Hyper-parameter tuning
As is the case in centralized training, hyper-parameter tuning is of great importance in reducing training times. However, for FL, tuning becomes a more arduous task since it involves the tuning of potentially hundreds of different models (e.g. local models in the clients), each making use of small datasets which likely follow a very skewed distribution. In addition to client-side tuning, the aggregation strategy (e.g. FedADAM) might also offer further parameterization, therefore increasing the complexity of the tuning process. Therefore, novel algorithms should carefully be designed to minimize the carbon emission by jointly maximizing the accuracy and minimizing the released COe.
Communication costs
Finally, it is also worth noticing that the percentage of CO e emission resulting from WAN changes between datasets and FL setups.
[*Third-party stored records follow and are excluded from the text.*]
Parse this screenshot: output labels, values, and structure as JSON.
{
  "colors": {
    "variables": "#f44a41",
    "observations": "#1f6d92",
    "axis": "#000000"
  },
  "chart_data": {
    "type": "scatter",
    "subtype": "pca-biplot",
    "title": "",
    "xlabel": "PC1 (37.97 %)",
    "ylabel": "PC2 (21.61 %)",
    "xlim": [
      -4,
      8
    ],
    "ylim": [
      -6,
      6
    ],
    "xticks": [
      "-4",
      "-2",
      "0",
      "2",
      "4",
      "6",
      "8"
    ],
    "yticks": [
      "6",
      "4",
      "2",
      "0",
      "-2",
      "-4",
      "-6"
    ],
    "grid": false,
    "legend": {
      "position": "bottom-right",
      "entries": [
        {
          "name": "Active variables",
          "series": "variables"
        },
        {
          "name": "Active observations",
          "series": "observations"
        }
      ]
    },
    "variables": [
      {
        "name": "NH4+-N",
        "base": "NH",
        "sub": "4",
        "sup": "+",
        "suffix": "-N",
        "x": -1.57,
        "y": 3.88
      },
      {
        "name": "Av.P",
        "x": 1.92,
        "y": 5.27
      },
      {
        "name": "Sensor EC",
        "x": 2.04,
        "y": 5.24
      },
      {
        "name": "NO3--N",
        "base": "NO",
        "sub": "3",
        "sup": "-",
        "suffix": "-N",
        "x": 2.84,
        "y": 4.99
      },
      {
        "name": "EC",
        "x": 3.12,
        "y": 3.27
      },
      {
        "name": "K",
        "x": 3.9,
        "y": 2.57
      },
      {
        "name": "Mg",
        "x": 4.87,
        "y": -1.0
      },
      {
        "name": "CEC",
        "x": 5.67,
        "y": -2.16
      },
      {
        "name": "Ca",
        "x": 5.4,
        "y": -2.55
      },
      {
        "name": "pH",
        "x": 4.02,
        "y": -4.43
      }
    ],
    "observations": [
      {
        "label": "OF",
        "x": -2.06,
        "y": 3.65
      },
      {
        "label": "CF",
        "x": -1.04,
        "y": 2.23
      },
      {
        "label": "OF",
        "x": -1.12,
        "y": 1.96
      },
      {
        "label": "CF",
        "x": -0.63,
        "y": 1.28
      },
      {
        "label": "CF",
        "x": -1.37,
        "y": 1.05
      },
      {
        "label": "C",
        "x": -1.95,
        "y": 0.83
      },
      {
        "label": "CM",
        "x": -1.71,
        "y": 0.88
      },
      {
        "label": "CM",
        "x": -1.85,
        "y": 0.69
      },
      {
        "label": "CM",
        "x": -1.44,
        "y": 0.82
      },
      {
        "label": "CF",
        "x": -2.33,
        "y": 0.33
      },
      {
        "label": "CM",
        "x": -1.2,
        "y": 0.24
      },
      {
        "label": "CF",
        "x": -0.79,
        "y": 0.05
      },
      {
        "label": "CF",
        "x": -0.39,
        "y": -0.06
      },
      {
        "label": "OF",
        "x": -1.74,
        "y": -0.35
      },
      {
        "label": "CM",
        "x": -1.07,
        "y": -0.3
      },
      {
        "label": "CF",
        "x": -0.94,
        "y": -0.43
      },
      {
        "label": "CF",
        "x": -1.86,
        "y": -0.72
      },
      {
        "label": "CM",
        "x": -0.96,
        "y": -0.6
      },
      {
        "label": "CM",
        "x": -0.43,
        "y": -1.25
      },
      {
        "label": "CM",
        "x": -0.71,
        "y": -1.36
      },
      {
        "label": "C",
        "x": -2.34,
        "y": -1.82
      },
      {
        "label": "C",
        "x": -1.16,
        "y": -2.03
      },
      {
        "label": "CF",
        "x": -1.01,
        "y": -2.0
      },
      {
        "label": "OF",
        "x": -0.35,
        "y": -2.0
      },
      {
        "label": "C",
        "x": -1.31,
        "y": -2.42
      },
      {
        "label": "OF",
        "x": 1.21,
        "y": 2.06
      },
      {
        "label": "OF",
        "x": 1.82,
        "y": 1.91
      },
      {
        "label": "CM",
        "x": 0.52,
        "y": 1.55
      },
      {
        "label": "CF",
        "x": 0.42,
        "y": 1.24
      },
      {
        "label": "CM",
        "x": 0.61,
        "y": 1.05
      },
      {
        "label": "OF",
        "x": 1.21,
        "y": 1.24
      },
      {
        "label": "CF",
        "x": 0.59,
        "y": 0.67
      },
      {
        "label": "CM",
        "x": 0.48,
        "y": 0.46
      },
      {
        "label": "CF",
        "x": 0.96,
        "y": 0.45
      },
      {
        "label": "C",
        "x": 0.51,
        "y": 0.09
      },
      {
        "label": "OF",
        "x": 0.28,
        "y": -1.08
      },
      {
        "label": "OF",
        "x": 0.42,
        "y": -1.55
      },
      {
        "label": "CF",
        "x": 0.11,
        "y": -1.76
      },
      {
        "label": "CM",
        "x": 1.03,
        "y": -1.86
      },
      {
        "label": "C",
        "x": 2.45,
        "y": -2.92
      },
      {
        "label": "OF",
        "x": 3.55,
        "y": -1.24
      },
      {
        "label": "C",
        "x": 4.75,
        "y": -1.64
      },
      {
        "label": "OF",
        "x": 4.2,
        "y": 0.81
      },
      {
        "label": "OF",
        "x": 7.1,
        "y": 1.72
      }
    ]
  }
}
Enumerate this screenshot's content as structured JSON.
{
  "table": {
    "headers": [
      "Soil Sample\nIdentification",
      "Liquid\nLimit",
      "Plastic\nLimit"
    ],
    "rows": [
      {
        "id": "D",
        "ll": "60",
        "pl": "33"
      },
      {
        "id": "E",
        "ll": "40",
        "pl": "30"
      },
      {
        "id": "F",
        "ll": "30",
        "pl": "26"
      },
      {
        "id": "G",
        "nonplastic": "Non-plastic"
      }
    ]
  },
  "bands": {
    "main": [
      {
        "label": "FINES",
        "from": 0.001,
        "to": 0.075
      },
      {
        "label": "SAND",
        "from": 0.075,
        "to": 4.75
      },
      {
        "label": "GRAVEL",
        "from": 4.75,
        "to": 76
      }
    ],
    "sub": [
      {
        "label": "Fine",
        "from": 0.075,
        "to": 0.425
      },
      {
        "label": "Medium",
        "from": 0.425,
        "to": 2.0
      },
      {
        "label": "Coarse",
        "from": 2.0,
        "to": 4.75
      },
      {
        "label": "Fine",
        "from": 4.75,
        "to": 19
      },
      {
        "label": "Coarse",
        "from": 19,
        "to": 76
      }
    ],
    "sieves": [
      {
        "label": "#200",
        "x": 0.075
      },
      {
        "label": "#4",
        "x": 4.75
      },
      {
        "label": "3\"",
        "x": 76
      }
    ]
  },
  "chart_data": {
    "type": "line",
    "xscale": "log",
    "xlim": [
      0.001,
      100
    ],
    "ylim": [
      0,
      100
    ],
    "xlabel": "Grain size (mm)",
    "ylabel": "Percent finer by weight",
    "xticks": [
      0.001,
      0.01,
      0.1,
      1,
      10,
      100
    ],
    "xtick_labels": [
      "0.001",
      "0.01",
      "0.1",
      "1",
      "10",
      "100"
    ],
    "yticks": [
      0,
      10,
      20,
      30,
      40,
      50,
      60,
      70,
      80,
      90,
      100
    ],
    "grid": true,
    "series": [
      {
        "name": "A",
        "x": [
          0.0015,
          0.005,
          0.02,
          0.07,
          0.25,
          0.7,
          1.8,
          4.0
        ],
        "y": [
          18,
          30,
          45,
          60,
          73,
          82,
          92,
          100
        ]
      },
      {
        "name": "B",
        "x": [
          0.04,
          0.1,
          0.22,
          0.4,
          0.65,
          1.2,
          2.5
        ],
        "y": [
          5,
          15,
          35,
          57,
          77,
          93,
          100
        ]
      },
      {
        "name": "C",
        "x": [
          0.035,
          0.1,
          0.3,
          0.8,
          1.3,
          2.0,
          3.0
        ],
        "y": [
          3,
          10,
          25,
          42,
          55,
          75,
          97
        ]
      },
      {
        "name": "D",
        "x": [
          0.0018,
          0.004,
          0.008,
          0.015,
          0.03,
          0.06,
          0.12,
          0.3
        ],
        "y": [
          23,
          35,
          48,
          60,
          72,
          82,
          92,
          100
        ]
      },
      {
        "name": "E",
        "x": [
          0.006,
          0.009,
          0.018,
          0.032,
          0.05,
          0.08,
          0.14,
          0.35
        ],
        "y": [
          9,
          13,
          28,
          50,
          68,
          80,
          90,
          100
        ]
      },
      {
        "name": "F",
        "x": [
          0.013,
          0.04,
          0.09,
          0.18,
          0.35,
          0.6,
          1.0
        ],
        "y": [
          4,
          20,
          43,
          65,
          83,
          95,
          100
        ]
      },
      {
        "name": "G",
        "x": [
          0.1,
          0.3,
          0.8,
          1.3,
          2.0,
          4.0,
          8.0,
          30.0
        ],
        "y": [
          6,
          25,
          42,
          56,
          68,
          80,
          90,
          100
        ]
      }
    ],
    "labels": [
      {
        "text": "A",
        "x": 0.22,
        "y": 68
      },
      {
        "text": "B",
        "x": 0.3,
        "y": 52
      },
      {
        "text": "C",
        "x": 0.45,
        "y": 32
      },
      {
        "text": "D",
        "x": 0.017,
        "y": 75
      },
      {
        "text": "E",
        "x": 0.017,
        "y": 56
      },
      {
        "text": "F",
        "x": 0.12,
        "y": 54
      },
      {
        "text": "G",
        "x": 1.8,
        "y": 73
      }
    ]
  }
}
It highly depends on the size of the model, the size of the dataset and, the energy consumed by clients during training. More precisely, communications accounted for 0.4% (ImageNet with 5 local epochs) and 93% (CIFAR10 with 1 local epoch) in the total emissions. With CIFAR10 tasks, communication actually emits way more CO e than training, while on the other hand, WAN plays a very small role for ImageNet. It is also worth mentioning that communication costs increase proportionally to the number of selected clients in each round, hence it will become even significant when we are working with a large-scale client pool.
Next Step
With these experiments, we showed that each element of FL can have an impact on the total CO emission, and we hope to highlight the carbon footprint of FL with different perspectives. There are certainly a lot of areas in FL that needs to be improved such as but not limited to below:
- Efficient strategies trying to reduce the overall communication - rounds especially for the situation when datasets are non-IID distributed across clients
- Efficient client selection strategies to improve the convergence rate hence reduce the overall communication rounds needed
- Communication efficient methodologies
- Efficient hyper-parameter tuning and validation methods
This is only just the beginning. Now we have this framework to analyst the carbon footprint for FL, we can then start to take what is actually a more important step, which is to think about how we can design FL methods to become more carbon friendly. We encourage researchers to address these issues by developing more efficient optimization methodologies that integrate the release of COe as a novel metric in the future.